Improving the Material Properties of Boron Carbide Through Elemental Inclusion

Boron carbide (B4C) is a modern ceramic designed as a lightweight, high-hardness material capable of defeating ballistic threats. B4C is the third hardest ceramic known to man and has a density of 2.52 g/cm3. This ceramic is ideal for applications where the areal density is critical. A current issue exists where overmatched projectiles cause catastrophic failure during the impact with B4C. Beyond the elastic limit of the B4C, no additional strength hardening is observed. Recent publications relate this failure to an amorphous shear band. The shear band is formed when the B4C is under compression and carbon atoms are released from the icosahedron, forming free carbon within a shear plane. This layer allows for trans-layer shearing of the icosahedra and collapse of the unit structure.
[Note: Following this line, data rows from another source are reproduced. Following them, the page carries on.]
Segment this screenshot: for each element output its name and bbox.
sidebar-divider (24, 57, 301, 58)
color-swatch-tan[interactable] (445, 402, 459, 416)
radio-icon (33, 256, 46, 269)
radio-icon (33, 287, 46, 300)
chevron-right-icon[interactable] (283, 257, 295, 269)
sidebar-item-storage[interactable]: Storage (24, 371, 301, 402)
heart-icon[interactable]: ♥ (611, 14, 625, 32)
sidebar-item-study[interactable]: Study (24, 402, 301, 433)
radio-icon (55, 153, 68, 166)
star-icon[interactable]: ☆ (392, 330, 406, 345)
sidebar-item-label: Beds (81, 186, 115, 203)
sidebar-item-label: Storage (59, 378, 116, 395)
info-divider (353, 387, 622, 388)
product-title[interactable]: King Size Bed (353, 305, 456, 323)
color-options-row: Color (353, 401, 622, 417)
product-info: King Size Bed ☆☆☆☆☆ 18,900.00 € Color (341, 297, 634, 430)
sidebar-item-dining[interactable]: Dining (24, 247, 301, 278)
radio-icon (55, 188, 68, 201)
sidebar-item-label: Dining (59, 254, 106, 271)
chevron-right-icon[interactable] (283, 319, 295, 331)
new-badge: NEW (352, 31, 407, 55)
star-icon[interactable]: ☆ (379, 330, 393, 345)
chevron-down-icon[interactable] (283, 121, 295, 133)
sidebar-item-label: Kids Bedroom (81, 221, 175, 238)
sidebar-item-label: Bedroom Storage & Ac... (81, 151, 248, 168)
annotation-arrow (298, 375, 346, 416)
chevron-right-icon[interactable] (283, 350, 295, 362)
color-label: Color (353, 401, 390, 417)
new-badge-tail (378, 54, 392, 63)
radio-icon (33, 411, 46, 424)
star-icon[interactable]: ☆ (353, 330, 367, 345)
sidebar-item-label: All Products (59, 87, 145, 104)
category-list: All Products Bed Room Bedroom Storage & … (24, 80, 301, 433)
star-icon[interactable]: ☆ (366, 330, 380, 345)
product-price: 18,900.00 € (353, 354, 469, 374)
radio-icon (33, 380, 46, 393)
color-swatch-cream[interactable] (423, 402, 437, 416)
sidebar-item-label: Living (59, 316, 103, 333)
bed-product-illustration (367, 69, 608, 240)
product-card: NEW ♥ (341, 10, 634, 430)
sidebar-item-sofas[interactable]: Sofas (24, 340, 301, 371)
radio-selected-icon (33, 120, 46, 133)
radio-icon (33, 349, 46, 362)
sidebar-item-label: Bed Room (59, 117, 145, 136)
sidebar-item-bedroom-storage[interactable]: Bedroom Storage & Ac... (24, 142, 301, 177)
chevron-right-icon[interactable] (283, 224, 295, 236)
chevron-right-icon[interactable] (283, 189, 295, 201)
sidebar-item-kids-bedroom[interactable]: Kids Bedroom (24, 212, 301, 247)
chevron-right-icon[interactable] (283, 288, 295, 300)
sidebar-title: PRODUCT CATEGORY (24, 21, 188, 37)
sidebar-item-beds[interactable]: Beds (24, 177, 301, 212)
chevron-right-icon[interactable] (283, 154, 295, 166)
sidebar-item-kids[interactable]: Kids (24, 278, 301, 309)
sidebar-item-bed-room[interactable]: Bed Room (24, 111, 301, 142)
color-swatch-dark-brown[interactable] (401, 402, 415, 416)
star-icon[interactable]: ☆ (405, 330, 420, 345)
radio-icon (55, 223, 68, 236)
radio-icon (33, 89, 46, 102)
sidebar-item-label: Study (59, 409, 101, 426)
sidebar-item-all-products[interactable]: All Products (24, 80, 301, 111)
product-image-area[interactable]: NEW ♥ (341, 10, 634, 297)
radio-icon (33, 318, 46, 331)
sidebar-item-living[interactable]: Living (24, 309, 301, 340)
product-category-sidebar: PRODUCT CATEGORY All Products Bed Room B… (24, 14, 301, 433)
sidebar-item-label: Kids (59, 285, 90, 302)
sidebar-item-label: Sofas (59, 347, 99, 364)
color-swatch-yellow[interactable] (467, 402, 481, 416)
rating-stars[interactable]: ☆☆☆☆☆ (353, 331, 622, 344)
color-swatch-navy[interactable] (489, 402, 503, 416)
Prior research demonstrates that silicon (Si) is a preferred semimetal for elemental inclusion that can greatly increase the ductility and re-bonding of B4C. The goal of this research is to both determine where the Si inclusion goes within the B4C structure using X-ray diffraction, X-ray photoelectron spectroscopy (XPS), Raman spectroscopy, scanning electron microscope/energy-dispersive X-ray spectroscopy (SEM/EDS), and other techniques, and to perform equation of state studies on the materials to determine the variations in physical properties correlated to the inclusion of varied percentages of Si within the B4C.